ISIS Has Its Own Secure Messaging App

Fortune -by Clay Dillow

Encrypted communication for the modern terrorist.

The Islamic State has long relied on messaging apps like Facebook’s FB -4.16% What’sApp, Telegram, and Twitter TWTR -8.66% direct messaging to communicate and distribute propaganda. Now, online counterterrorism outfit Ghost Security Group claims ISIS has built its own Android-based, encrypted messaging app that circumvents conventional messaging apps like WhatsApp that are easier for the F.B.I. to monitor.  

Ghost Security is the same hacking collective that last month pointed out that ISIS members used Telegram—a secure messaging app created by a Russian developer now living in Germany—to ultimately download an another app called Amaq Agency. That app, run by a group of the same name with ties to ISIS, provided users with a stream of news and videos filled with ISIS propaganda messages including executions, battlefield footage, and speeches.

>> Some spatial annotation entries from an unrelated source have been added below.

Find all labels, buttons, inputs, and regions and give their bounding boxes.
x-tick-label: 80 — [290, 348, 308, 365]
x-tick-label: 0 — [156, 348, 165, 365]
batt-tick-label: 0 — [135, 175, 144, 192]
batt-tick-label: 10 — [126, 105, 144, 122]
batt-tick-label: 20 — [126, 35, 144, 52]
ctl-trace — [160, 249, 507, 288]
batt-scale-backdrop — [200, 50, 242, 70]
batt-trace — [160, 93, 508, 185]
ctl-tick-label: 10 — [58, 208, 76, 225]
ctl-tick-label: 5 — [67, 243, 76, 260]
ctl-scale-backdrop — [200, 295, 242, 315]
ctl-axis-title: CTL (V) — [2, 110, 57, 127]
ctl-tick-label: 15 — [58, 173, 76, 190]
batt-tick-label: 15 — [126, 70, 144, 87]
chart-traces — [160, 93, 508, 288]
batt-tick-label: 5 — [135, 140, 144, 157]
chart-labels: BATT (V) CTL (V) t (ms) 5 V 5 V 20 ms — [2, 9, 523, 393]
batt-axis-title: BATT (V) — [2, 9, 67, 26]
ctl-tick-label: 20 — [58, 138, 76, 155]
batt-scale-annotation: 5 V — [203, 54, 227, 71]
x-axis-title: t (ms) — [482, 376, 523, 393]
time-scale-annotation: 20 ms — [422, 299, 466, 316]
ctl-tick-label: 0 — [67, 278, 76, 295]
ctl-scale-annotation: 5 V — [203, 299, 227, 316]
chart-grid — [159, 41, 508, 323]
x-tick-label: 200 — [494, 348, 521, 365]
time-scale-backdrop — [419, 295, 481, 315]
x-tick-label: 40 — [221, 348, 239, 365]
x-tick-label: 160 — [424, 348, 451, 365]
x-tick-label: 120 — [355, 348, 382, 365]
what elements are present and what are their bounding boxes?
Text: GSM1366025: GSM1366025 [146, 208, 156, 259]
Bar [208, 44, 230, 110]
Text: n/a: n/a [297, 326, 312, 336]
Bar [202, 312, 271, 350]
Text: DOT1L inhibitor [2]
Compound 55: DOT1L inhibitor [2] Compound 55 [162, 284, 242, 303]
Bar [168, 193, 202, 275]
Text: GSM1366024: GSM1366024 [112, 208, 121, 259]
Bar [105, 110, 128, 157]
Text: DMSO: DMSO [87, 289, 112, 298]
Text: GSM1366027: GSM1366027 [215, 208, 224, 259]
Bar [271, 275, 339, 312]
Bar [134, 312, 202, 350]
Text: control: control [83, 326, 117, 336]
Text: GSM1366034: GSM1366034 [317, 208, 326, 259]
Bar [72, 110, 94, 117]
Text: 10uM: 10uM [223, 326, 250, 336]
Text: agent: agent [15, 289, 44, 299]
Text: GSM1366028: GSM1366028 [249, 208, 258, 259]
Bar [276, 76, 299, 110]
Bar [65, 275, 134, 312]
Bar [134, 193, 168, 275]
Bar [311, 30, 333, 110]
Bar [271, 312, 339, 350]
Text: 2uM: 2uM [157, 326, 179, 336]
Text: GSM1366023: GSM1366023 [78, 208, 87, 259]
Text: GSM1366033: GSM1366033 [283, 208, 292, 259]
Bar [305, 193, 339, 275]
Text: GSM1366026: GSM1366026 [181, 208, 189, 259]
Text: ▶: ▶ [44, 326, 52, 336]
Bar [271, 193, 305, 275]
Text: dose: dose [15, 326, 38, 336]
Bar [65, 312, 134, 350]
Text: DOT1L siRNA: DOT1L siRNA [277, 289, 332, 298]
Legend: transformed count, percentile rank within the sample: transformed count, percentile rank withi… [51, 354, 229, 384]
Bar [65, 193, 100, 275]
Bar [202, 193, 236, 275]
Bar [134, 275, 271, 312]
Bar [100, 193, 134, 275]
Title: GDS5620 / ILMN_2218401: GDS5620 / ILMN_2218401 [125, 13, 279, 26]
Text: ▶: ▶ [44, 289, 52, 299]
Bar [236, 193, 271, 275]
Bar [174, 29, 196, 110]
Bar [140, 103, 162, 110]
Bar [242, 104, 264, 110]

The site hosting the Amaq Agency app download has since disappeared. Shortly thereafter another app surfaced in its place called Alrawi.apk. The Alrawi app behaves much like the Amaq Agency app before it, but earlier this week Ghost Security operatives discovered what a representative described to DefenseOne as “encrypted communications features” that lets users securely swap messages and other digital communications.

These messaging features aren’t quite as secure or sophisticated as those of Telegram or WhatsApp, but they share the distinct advantage of being independent of any third-party company or organization that might help anti-ISIS governments or law enforcement agencies. In recent months, FBI Director James Comey and others within the U.S. national security apparatus have argued that governments should require services like WhatsApp to build back doors into their encryption so law enforcement can more easily intercept terrorist communications.

Without going quite as far as Comey, President Barack Obama and presidential contenders like Hillary Clinton have in recent weeks urged Silicon Valley to voluntarily join the fight against ISIS. Last month, the president urged technology companies to take steps to limit how terrorists can use their technologies to mask communications and coordinate attacks. The emergence of a messaging app by ISIS complicates those efforts. With its own encrypted messaging app, ISIS doesn’t have to worry about WhatsApp or another of its favorite messaging services letting the FBI or other agencies in.

Communication has become a cornerstone of ISIS’s operations as the organization has spread not only across Iraq and Syria, but also into Libya, Egypt, and elsewhere in the region. The group has also taken to encouraging so-called “lone wolf” attackers to take up the ISIS cause in their own countries, as seems to have been at least partially the case in December’s San Bernardino, Calif., shootings. Spreading its message through digital channels—both secure and public—has become critically important to the group.

Even when it is not being particularly tech-savvy, ISIS drives home the importance of secure communications to its members and prospective followers. In an attempt to reach out to potential lone wolf attackers in the West and elsewhere, the group has released a booklet of do’s and don’ts for would-be attackers that offers everything from style tips and pointers on men’s fragrances to suggestions on shaving one’s beard. Also included in the booklet: A list of encryption software designed to help users cloak their digital communications.

“Any operation that doesn’t have a strong security and precaution base is deemed to fail, just like a big building needs strong foundations,” the booklet says. “Security precautions are the foundations of any operation.”